Predigttext: 1. Kor. 2,1-10

Liebe Schwestern und Brüder! 

Kinder lieben Geheimnisse. Sie wissen etwas oder denken sich etwas aus. Und das erzählen sie nicht jedem, nur sehr guten Freunden. Sie flüstern es dem anderen ins Ohr, und der darf es nicht weitersagen, es steht unter dem Siegel der Verschwiegenheit. Sobald es öffentlich bekannt wird, ist es für die Kinder uninteressant geworden. Auch Paulus schreibt uns heute von einem Geheimnis, nämlich dem Geheimnis Gottes. 

Hört den Predigttext für den 2.SnE. Er steht im 1.Brief des Paulus an die Korinther im 2.Kapitel: 

Auch ich, liebe Brüder, als ich zu euch kam, kam ich nicht mit hohen Worten und hoher Weisheit, euch das Geheimnis Gottes zu verkündigen.
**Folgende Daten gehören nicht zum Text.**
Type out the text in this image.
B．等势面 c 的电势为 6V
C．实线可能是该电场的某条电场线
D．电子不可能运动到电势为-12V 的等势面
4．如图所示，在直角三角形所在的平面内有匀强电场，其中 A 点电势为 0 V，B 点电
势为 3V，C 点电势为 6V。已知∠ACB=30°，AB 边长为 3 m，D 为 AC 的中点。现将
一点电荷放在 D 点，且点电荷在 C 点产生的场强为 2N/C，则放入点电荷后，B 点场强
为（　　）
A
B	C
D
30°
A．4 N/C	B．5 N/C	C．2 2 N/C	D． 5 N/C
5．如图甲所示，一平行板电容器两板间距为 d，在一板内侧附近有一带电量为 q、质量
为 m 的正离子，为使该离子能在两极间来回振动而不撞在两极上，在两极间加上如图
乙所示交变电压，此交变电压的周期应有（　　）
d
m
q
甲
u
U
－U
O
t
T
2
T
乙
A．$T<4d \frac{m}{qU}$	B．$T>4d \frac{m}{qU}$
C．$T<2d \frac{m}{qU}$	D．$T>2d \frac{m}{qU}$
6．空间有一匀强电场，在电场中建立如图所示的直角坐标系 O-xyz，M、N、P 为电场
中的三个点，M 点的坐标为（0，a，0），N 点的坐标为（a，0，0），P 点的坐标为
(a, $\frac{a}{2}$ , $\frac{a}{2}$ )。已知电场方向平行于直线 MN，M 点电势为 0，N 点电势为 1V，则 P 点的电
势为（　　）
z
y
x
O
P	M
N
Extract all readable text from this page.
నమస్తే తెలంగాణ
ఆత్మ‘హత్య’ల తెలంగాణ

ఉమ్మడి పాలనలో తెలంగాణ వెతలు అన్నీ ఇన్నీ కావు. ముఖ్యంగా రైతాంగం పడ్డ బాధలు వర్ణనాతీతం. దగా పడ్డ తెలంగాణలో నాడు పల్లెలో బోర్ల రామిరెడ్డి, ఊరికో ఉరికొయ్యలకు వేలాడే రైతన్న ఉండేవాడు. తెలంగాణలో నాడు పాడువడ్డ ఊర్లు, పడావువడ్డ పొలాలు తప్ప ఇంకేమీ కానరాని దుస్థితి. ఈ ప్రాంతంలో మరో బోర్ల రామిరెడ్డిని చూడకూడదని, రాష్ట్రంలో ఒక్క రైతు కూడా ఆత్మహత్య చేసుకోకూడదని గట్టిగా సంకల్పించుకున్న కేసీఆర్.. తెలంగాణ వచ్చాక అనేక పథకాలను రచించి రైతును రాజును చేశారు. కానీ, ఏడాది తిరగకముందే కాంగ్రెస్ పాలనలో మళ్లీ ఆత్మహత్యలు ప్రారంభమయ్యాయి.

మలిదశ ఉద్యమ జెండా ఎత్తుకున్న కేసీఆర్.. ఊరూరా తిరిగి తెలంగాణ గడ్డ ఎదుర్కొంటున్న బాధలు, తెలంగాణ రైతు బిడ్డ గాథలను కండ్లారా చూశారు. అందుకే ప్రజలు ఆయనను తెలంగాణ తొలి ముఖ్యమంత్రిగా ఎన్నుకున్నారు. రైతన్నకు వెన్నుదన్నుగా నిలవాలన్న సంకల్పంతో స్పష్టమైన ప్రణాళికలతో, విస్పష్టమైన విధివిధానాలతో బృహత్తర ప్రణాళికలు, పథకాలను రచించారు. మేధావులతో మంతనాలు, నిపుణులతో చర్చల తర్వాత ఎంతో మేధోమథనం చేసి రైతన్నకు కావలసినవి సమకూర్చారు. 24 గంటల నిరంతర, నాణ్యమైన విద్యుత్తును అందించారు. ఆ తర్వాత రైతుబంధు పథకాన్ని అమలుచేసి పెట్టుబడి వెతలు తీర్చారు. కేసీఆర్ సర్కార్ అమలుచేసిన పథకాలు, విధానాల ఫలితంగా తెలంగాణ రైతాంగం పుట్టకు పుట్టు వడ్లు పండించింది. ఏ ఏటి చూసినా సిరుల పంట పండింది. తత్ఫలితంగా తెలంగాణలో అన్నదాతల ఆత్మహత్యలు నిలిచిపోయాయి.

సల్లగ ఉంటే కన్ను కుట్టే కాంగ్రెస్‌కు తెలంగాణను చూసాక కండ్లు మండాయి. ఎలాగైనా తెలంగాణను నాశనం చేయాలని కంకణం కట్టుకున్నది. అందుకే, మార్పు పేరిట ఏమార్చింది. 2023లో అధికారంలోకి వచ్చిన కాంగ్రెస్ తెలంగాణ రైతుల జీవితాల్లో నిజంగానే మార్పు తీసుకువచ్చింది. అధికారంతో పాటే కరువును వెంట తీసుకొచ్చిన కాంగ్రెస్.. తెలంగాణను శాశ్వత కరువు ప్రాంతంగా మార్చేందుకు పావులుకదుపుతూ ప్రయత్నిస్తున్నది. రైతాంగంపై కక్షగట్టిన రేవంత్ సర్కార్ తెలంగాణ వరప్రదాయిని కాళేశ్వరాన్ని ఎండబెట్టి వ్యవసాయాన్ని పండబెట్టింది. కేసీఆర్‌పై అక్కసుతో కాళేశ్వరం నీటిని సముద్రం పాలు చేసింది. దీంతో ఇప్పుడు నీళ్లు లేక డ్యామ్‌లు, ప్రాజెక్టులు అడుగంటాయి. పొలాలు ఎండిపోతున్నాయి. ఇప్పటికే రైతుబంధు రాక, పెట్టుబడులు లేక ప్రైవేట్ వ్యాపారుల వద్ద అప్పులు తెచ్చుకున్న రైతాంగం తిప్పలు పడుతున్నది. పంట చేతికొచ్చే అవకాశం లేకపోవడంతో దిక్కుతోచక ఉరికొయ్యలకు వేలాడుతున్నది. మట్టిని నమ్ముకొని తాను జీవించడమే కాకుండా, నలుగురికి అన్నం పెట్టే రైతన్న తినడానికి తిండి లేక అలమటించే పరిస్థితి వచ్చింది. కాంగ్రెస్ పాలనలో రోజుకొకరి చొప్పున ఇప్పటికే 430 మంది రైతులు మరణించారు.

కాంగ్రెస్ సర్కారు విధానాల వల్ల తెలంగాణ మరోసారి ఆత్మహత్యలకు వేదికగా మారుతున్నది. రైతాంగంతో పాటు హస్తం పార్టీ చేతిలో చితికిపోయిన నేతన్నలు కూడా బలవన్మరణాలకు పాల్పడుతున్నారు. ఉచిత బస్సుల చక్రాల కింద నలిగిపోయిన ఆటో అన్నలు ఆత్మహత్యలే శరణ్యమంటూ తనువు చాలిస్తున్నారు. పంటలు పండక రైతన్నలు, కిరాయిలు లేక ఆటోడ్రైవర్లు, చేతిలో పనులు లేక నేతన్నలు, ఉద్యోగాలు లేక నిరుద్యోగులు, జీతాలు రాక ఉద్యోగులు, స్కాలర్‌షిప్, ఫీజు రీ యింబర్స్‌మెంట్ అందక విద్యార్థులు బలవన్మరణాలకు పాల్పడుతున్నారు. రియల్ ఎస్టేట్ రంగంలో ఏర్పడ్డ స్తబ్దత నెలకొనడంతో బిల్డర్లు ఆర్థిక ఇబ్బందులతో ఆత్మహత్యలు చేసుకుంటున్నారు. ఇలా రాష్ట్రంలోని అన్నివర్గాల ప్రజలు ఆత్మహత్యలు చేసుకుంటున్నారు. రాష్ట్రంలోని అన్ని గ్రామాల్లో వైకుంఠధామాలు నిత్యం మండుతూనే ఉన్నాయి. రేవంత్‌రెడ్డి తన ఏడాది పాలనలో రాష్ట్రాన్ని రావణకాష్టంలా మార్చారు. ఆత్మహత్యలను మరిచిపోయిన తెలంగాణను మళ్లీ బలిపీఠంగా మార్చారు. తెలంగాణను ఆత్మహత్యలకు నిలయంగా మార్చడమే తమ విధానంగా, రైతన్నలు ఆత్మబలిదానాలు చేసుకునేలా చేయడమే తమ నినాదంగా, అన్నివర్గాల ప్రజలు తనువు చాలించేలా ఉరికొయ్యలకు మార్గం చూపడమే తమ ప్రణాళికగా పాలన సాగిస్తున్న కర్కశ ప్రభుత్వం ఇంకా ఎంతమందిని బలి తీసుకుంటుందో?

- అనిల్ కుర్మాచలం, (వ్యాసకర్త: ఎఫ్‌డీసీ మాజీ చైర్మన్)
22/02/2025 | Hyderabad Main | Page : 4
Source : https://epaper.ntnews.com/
Denn ich hielt es für richtig, unter euch nichts zu wissen als allein Jesus Christus, den Gekreuzigten. Und ich war bei euch in Schwachheit und in Furcht und mit großem Zittern; und mein Wort und meine Predigt geschahen nicht mit überredenden Worten menschlicher Weisheit, sondern in Erweisung des Geistes und der Kraft, damit euer Glaube nicht stehe auf Menschenweisheit, sondern auf Gottes Kraft. Wovon wir aber reden, das ist dennoch Weisheit bei den Vollkommenen; nicht eine Weisheit dieser Welt, auch nicht der Herrscher dieser Welt, die vergehen. Sondern wir reden von der Weisheit Gottes, die im Geheimnis verborgen ist, die Gott vorherbestimmt hat vor aller Zeit zu unserer Herrlichkeit, die keiner von den Herrschern dieser Welt erkannt hat; denn wenn sie die erkannt hätten, so hätten sie den Herrn der Herrlichkeit nicht gekreuzigt. Sondern es ist gekommen, wie geschrieben steht (Jesaja 64,3): »Was kein Auge gesehen hat und kein Ohr gehört hat und in keines Menschen Herz gekommen ist, was Gott bereitet hat denen, die ihn lieben.« 1Uns aber hat es Gott offenbart durch seinen Geist; denn der Geist erforscht alle Dinge, auch die Tiefen der Gottheit. 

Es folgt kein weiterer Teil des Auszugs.